I wish Joseph had written in his handwritten account in 1832 that he saw the Father and the Son. I wish he hadn’t changed the nature of God in the Book of Mormon. I wish for the LDS that the lectures of faith said the father had a body of flesh and bones. I wish the changes in Luke 10:22 made sense. I wish the papyri were written by Abraham, like Joseph said it was and really told his story. And I’ll bet the church wishes these things too. But wishing doesn’t change the truth. I didn’t start out my study with the idea of challenging my belief in the church or questioning Joseph as a prophet of God. Paul foresaw something though when he wrote to the Galatians “but though we or an angel from heaven preach any other gospel unto you than that we have preached unto you let him be accursed.” I’ve been so disappointed, I feel betrayed and deceived and it’s turned my family and my life upside down. I’ve lost the respect of a dear daughter-in-law. Believe me, this new look at things has been gut-wrenching. Last Christmas, my children asked their mom “what’s the matter with dad?”. In February 2011 she finally cornered me and said “All right. What’s up? You’ve got to tell me.” and for the first time I reluctantly verbalized my findings. I couldn’t deny or walk away from the words I finally shared with her.

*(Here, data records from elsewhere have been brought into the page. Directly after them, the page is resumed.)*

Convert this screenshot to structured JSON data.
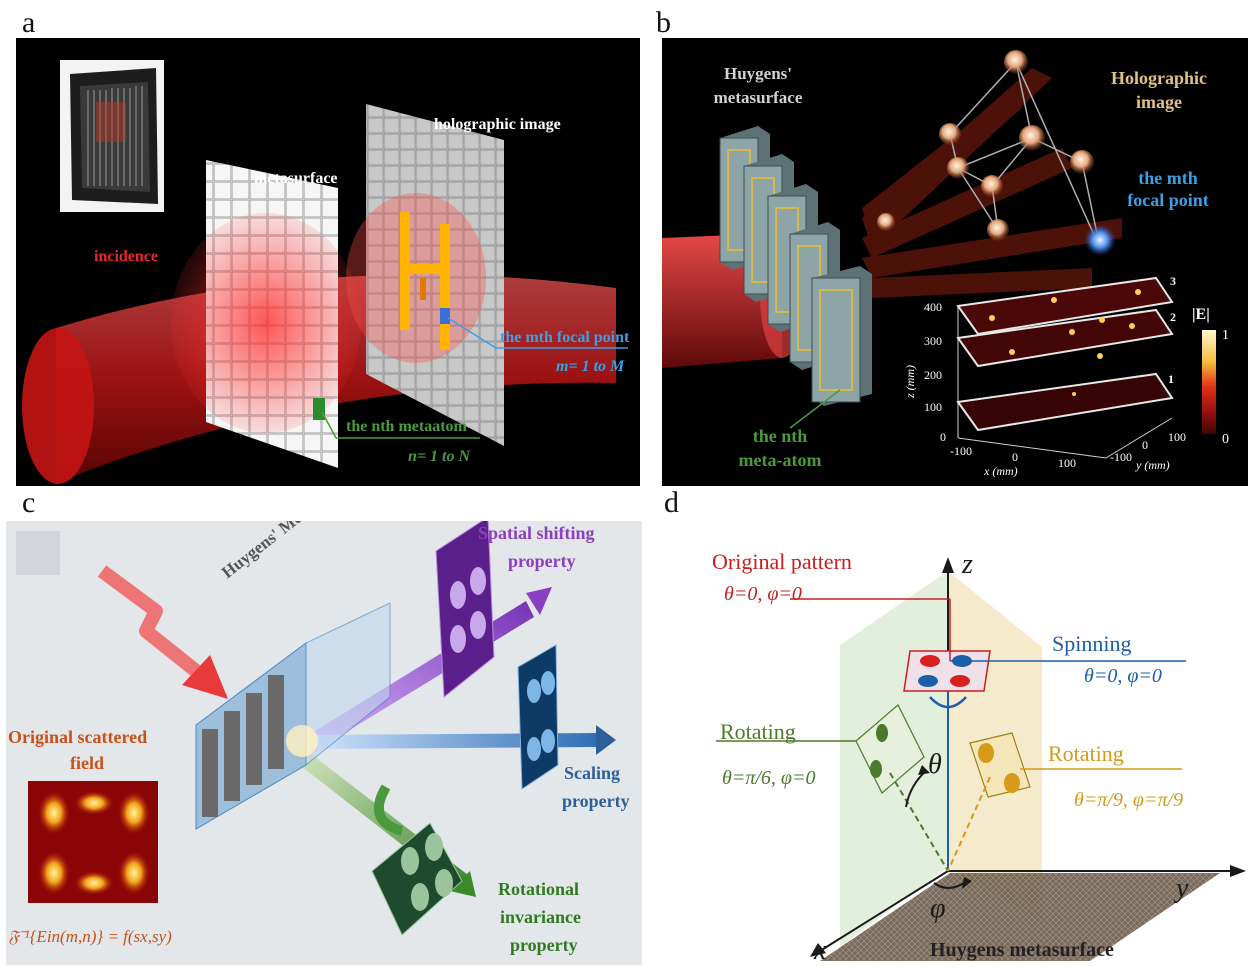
{
  "panels": {
    "a": {
      "letter": "a",
      "holographic_image": "holographic image",
      "metasurface": "metasurface",
      "incidence": "incidence",
      "focal_point": "the mth focal point",
      "focal_range": "m= 1 to M",
      "metaatom": "the nth metaatom",
      "metaatom_range": "n= 1 to N"
    },
    "b": {
      "letter": "b",
      "huygens_line1": "Huygens'",
      "huygens_line2": "metasurface",
      "holo_line1": "Holographic",
      "holo_line2": "image",
      "focal_line1": "the mth",
      "focal_line2": "focal point",
      "atom_line1": "the nth",
      "atom_line2": "meta-atom",
      "colorbar_title": "|E|",
      "colorbar_max": "1",
      "colorbar_min": "0",
      "z_axis_label": "z (mm)",
      "x_axis_label": "x (mm)",
      "y_axis_label": "y (mm)",
      "z_ticks": [
        "400",
        "300",
        "200",
        "100",
        "0"
      ],
      "x_ticks": [
        "-100",
        "0",
        "100"
      ],
      "y_ticks": [
        "-100",
        "0",
        "100"
      ],
      "plane_labels": [
        "3",
        "2",
        "1"
      ]
    },
    "c": {
      "letter": "c",
      "huygens": "Huygens' Metasurface",
      "spatial_line1": "Spatial shifting",
      "spatial_line2": "property",
      "scaling_line1": "Scaling",
      "scaling_line2": "property",
      "rotational_line1": "Rotational",
      "rotational_line2": "invariance",
      "rotational_line3": "property",
      "original_line1": "Original scattered",
      "original_line2": "field",
      "formula": "𝔉⁻¹{Ein(m,n)} = f(sx,sy)"
    },
    "d": {
      "letter": "d",
      "original_pattern": "Original pattern",
      "original_params": "θ=0, φ=0",
      "spinning": "Spinning",
      "spinning_params": "θ=0, φ=0",
      "rotating_left": "Rotating",
      "rotating_left_params": "θ=π/6, φ=0",
      "rotating_right": "Rotating",
      "rotating_right_params": "θ=π/9, φ=π/9",
      "theta": "θ",
      "phi": "φ",
      "axis_x": "x",
      "axis_y": "y",
      "axis_z": "z",
      "base_label": "Huygens metasurface"
    }
  },
  "colors": {
    "red_label": "#e8282a",
    "blue_label": "#3aa0e6",
    "green_label": "#4a9a3c",
    "gold_label": "#e2c188",
    "purple_label": "#8a3fc0",
    "steel_blue": "#2f5f98",
    "orange_text": "#c8501a",
    "d_red": "#c81e1e",
    "d_blue": "#1a5fa8",
    "d_green": "#4a7a2c",
    "d_gold": "#d49a18"
  }
}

In conclusion, would you please, every once in a while, consider the possibility that there is only one Almighty God; he’s always been God. He can do anything he wants any time and that he is not a previously sinful man who developed into a god. I know there are those of you out there watching who are in as much turmoil as I was. I also know some of you may be too comfortable to check things out. But I hope that God will lead you to the truth. Sean won’t like this credit that his show has been a bright light in my storm. Please let God help you with your questions and concerns. I give credit to God for every word you’ve heard from me tonight. I’ve turned my life to Christ, open the Bible and I feel a great burden lifted off my shoulders through His grace and not by my works, like the little boy with outstretched arms looking up to his loving father. I also have nothing of value to offer my Heavenly Father but my love. And this is the true heart of the matter. May God bless you in your journey. Thanks.